How large is standard deviation of the scores across different folds?

In [None]:
kfold = KFold(n_splits=5, shuffle=True, random_state=1)

score = []

for train_idx, val_idx in kfold.split(df_full_train):
    df_train = df_full_train.iloc[train_idx]
    df_val = df_full_train.iloc[val_idx]

    y_train = y_full_train[train_idx] 
    y_val = y_full_train[val_idx] 

    dv, model = train(df_train, y_train, C=1)
    y_pred = predict(df_val, dv, model)

    auc = roc_auc_score(y_val, y_pred)
    score.append(auc)

In [19]:
print('%.3f, +- %.3f' % (np.mean(score), np.std(score)))

0.822, +- 0.036


### Question 6: Hyperparameter Tuning

Now let's use 5-Fold cross-validation to find the best parameter `C`

* Iterate over the following `C` values: `[0.000001, 0.001, 1]`
* Initialize `KFold` with the same parameters as previously
* Use these parameters for the model: `LogisticRegression(solver='liblinear', C=C, max_iter=1000)`
* Compute the mean score as well as the std (round the mean and std to 3 decimal digits)

Which `C` leads to the best mean score?

In [21]:
n_splits = 5

score_stats = {}

for C in [0.000001, 0.001, 1]:
    kfold = KFold(n_splits=n_splits, shuffle=True, random_state=1)

    scores = []

    for train_idx, val_idx in kfold.split(df_full_train):
        df_train = df_full_train.iloc[train_idx]
        df_val = df_full_train.iloc[val_idx]

        y_train = y_full_train[train_idx] 
        y_val = y_full_train[val_idx] 

        dv, model = train(df_train, y_train, C=C)
        y_pred = predict(df_val, dv, model)

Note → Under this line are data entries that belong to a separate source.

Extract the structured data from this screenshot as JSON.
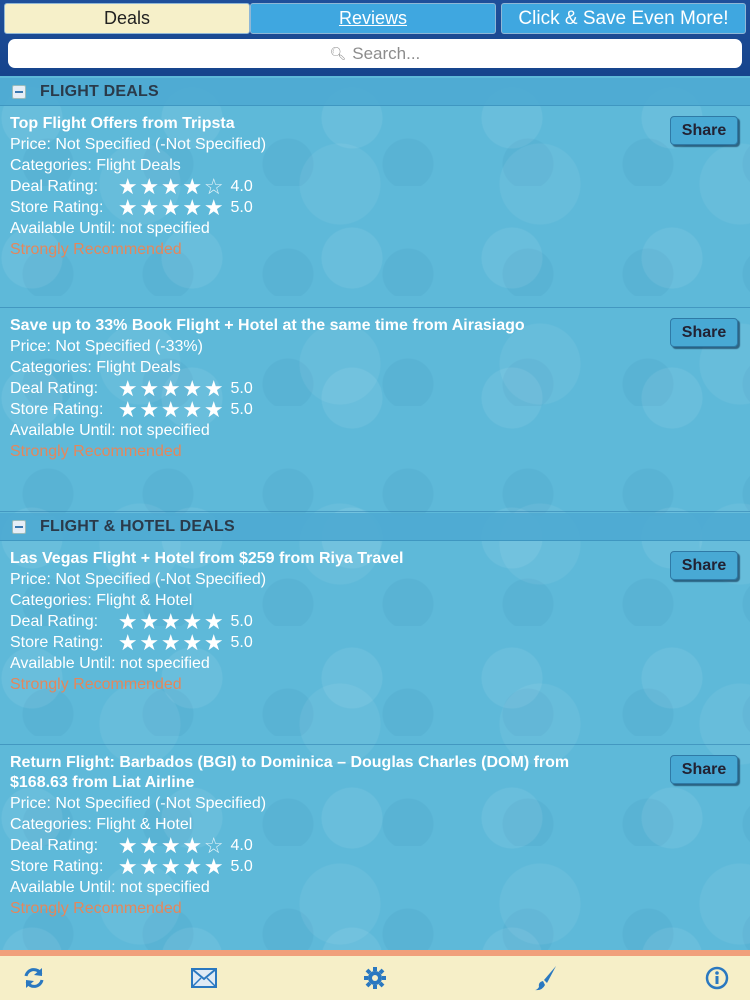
{
  "tabs": {
    "deals": "Deals",
    "reviews": "Reviews",
    "promo": "Click & Save Even More!"
  },
  "search": {
    "placeholder": "Search..."
  },
  "sections": [
    {
      "title": "FLIGHT DEALS",
      "deals": [
        {
          "title": "Top Flight Offers from Tripsta",
          "price": "Price: Not Specified (-Not Specified)",
          "categories": "Categories: Flight Deals",
          "deal_rating_label": "Deal Rating:",
          "deal_rating": 4.0,
          "deal_rating_text": "4.0",
          "store_rating_label": "Store Rating:",
          "store_rating": 5.0,
          "store_rating_text": "5.0",
          "available": "Available Until: not specified",
          "recommendation": "Strongly Recommended",
          "share": "Share"
        },
        {
          "title": "Save up to 33% Book Flight + Hotel at the same time from Airasiago",
          "price": "Price: Not Specified (-33%)",
          "categories": "Categories: Flight Deals",
          "deal_rating_label": "Deal Rating:",
          "deal_rating": 5.0,
          "deal_rating_text": "5.0",
          "store_rating_label": "Store Rating:",
          "store_rating": 5.0,
          "store_rating_text": "5.0",
          "available": "Available Until: not specified",
          "recommendation": "Strongly Recommended",
          "share": "Share"
        }
      ]
    },
    {
      "title": "FLIGHT & HOTEL DEALS",
      "deals": [
        {
          "title": "Las Vegas Flight + Hotel from $259 from Riya Travel",
          "price": "Price: Not Specified (-Not Specified)",
          "categories": "Categories: Flight & Hotel",
          "deal_rating_label": "Deal Rating:",
          "deal_rating": 5.0,
          "deal_rating_text": "5.0",
          "store_rating_label": "Store Rating:",
          "store_rating": 5.0,
          "store_rating_text": "5.0",
          "available": "Available Until: not specified",
          "recommendation": "Strongly Recommended",
          "share": "Share"
        },
        {
          "title": "Return Flight: Barbados (BGI) to Dominica – Douglas Charles (DOM) from",
          "title2": "$168.63 from Liat Airline",
          "price": "Price: Not Specified (-Not Specified)",
          "categories": "Categories: Flight & Hotel",
          "deal_rating_label": "Deal Rating:",
          "deal_rating": 4.0,
          "deal_rating_text": "4.0",
          "store_rating_label": "Store Rating:",
          "store_rating": 5.0,
          "store_rating_text": "5.0",
          "available": "Available Until: not specified",
          "recommendation": "Strongly Recommended",
          "share": "Share"
        }
      ]
    }
  ],
  "toolbar": {
    "icons": [
      "refresh-icon",
      "mail-icon",
      "settings-gear-icon",
      "brush-icon",
      "info-icon"
    ]
  },
  "colors": {
    "accent_blue": "#3fa7e0",
    "recommended": "#e4875c",
    "toolbar_bg": "#f6efc8"
  }
}
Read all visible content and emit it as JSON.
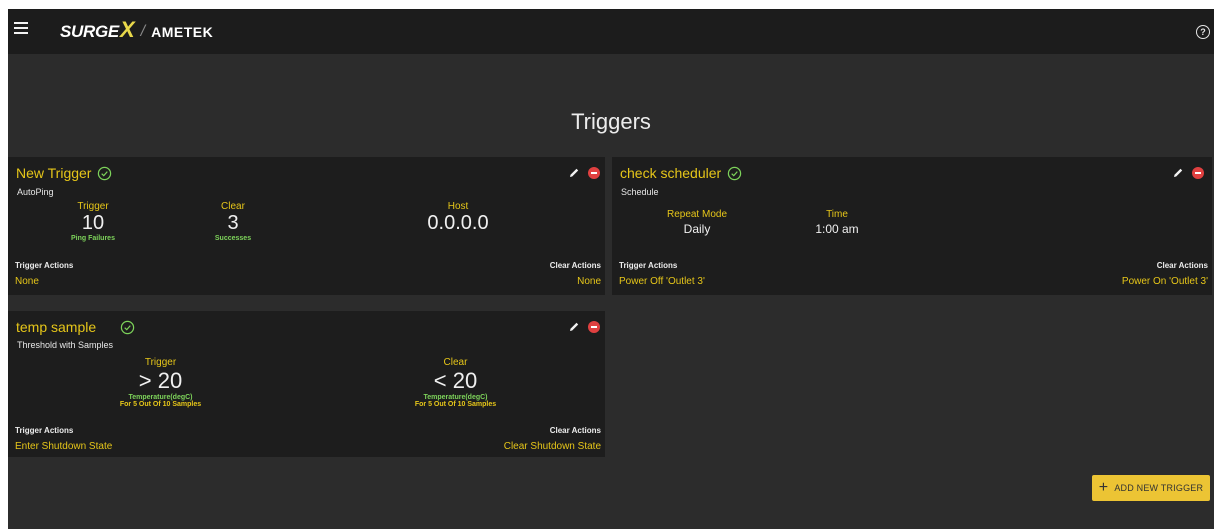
{
  "header": {
    "logo_surge": "SURGE",
    "logo_x": "X",
    "logo_separator": "/",
    "logo_ametek": "AMETEK",
    "help_label": "?"
  },
  "page": {
    "title": "Triggers"
  },
  "triggers": [
    {
      "name": "New Trigger",
      "type": "AutoPing",
      "metrics": [
        {
          "label": "Trigger",
          "value": "10",
          "sub": "Ping Failures"
        },
        {
          "label": "Clear",
          "value": "3",
          "sub": "Successes"
        },
        {
          "label": "Host",
          "value": "0.0.0.0",
          "sub": ""
        }
      ],
      "trigger_actions_label": "Trigger Actions",
      "trigger_actions_value": "None",
      "clear_actions_label": "Clear Actions",
      "clear_actions_value": "None"
    },
    {
      "name": "check scheduler",
      "type": "Schedule",
      "metrics": [
        {
          "label": "Repeat Mode",
          "value": "Daily"
        },
        {
          "label": "Time",
          "value": "1:00 am"
        }
      ],
      "trigger_actions_label": "Trigger Actions",
      "trigger_actions_value": "Power Off 'Outlet 3'",
      "clear_actions_label": "Clear Actions",
      "clear_actions_value": "Power On 'Outlet 3'"
    },
    {
      "name": "temp sample",
      "type": "Threshold with Samples",
      "metrics": [
        {
          "label": "Trigger",
          "value": "> 20",
          "sub": "Temperature(degC)",
          "sub2": "For 5 Out Of 10 Samples"
        },
        {
          "label": "Clear",
          "value": "< 20",
          "sub": "Temperature(degC)",
          "sub2": "For 5 Out Of 10 Samples"
        }
      ],
      "trigger_actions_label": "Trigger Actions",
      "trigger_actions_value": "Enter Shutdown State",
      "clear_actions_label": "Clear Actions",
      "clear_actions_value": "Clear Shutdown State"
    }
  ],
  "add_button": {
    "label": "ADD NEW TRIGGER",
    "icon": "+"
  },
  "colors": {
    "accent": "#e6c619",
    "success": "#7dd35a",
    "danger": "#e04040",
    "card_bg": "#1d1d1d",
    "page_bg": "#2c2c2c",
    "header_bg": "#1c1c1c"
  },
  "icons": {
    "menu": "hamburger-menu-icon",
    "help": "help-circle-icon",
    "status": "check-circle-icon",
    "edit": "pencil-icon",
    "delete": "minus-circle-icon"
  }
}
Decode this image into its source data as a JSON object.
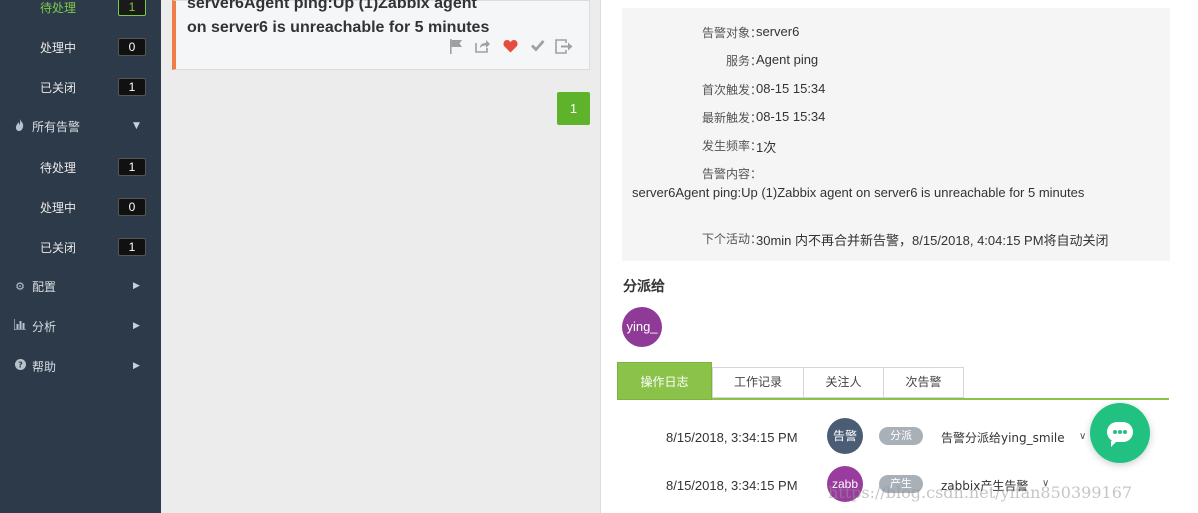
{
  "sidebar": {
    "rows": [
      {
        "label": "待处理",
        "count": "1",
        "active": true
      },
      {
        "label": "处理中",
        "count": "0"
      },
      {
        "label": "已关闭",
        "count": "1"
      }
    ],
    "all_alarms_label": "所有告警",
    "rows2": [
      {
        "label": "待处理",
        "count": "1"
      },
      {
        "label": "处理中",
        "count": "0"
      },
      {
        "label": "已关闭",
        "count": "1"
      }
    ],
    "config_label": "配置",
    "analysis_label": "分析",
    "help_label": "帮助",
    "icons": {
      "all_alarms": "flame-icon",
      "config": "gear-icon",
      "analysis": "bar-chart-icon",
      "help": "question-icon"
    }
  },
  "alarm": {
    "title_line1": "server6Agent ping:Up (1)Zabbix agent",
    "title_line2": "on server6 is unreachable for 5 minutes",
    "accent_color": "#ee7d4a",
    "action_icons": [
      "flag-icon",
      "share-icon",
      "heart-icon",
      "check-icon",
      "exit-icon"
    ]
  },
  "pagination": {
    "current": "1"
  },
  "detail": {
    "target_key": "告警对象：",
    "target_val": "server6",
    "service_key": "服务：",
    "service_val": "Agent ping",
    "first_key": "首次触发：",
    "first_val": "08-15 15:34",
    "last_key": "最新触发：",
    "last_val": "08-15 15:34",
    "freq_key": "发生频率：",
    "freq_val": "1次",
    "content_key": "告警内容：",
    "content_val": "server6Agent ping:Up (1)Zabbix agent on server6 is unreachable for 5 minutes",
    "next_key": "下个活动：",
    "next_val": "30min 内不再合并新告警，8/15/2018, 4:04:15 PM将自动关闭"
  },
  "assign": {
    "title": "分派给",
    "avatar": "ying_"
  },
  "tabs": [
    {
      "label": "操作日志",
      "active": true
    },
    {
      "label": "工作记录"
    },
    {
      "label": "关注人"
    },
    {
      "label": "次告警"
    }
  ],
  "logs": [
    {
      "time": "8/15/2018, 3:34:15 PM",
      "avatar": "告警",
      "tag": "分派",
      "text": "告警分派给ying_smile"
    },
    {
      "time": "8/15/2018, 3:34:15 PM",
      "avatar": "zabb",
      "tag": "产生",
      "text": "zabbix产生告警"
    }
  ],
  "watermark": "https://blog.csdn.net/yifan850399167",
  "colors": {
    "sidebar_bg": "#2d3a4a",
    "active_green": "#7cc94a",
    "tab_green": "#8bc34a",
    "chat_green": "#21c181"
  }
}
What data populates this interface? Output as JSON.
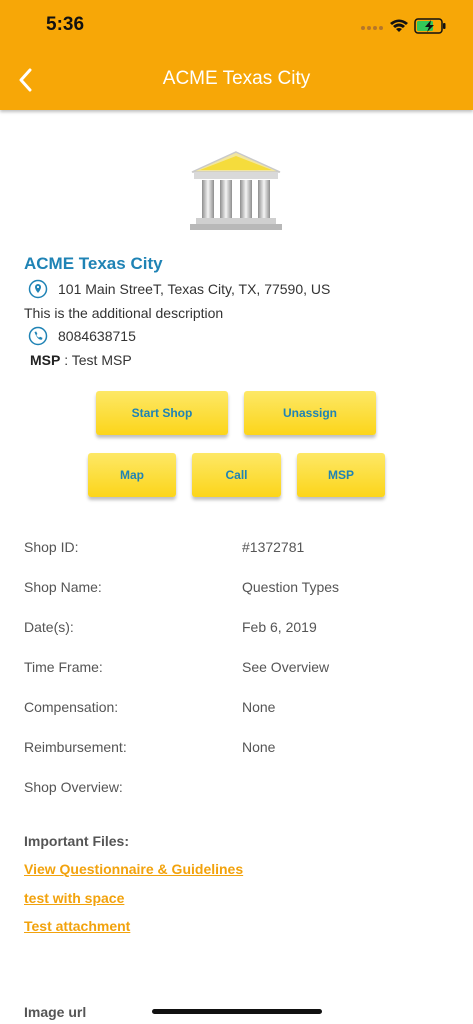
{
  "status_bar": {
    "time": "5:36"
  },
  "header": {
    "title": "ACME Texas City",
    "background_color": "#f7a707",
    "back_icon": "chevron-left-icon"
  },
  "location": {
    "name": "ACME Texas City",
    "address": "101 Main StreeT, Texas City, TX, 77590, US",
    "description": "This is the additional description",
    "phone": "8084638715",
    "msp_label": "MSP",
    "msp_value": " : Test MSP"
  },
  "actions": {
    "start_shop": "Start Shop",
    "unassign": "Unassign",
    "map": "Map",
    "call": "Call",
    "msp": "MSP"
  },
  "details": [
    {
      "label": "Shop ID:",
      "value": "#1372781"
    },
    {
      "label": "Shop Name:",
      "value": "Question Types"
    },
    {
      "label": "Date(s):",
      "value": "Feb 6, 2019"
    },
    {
      "label": "Time Frame:",
      "value": "See Overview"
    },
    {
      "label": "Compensation:",
      "value": "None"
    },
    {
      "label": "Reimbursement:",
      "value": "None"
    },
    {
      "label": "Shop Overview:",
      "value": ""
    }
  ],
  "files": {
    "heading": "Important Files:",
    "links": [
      "View Questionnaire & Guidelines",
      "test with space",
      "Test attachment"
    ]
  },
  "image_url_label": "Image url",
  "colors": {
    "accent": "#f7a707",
    "link_blue": "#1f83b5",
    "button_yellow": "#fcd51a",
    "file_link": "#f2a20c"
  }
}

        auc = roc_auc_score(y_val, y_pred)
        scores.append(auc)

    #print('C=%s %.3f +- %.3f' % (C, np.mean(scores), np.std(scores)))
    score_stats[C] = {"mean": np.mean(scores), "std": np.std(scores)}

In [22]:
pd.DataFrame(score_stats)

Unnamed: 0,0.000001,0.001000,1.000000
mean,0.560208,0.866878,0.822109
std,0.023798,0.028746,0.035807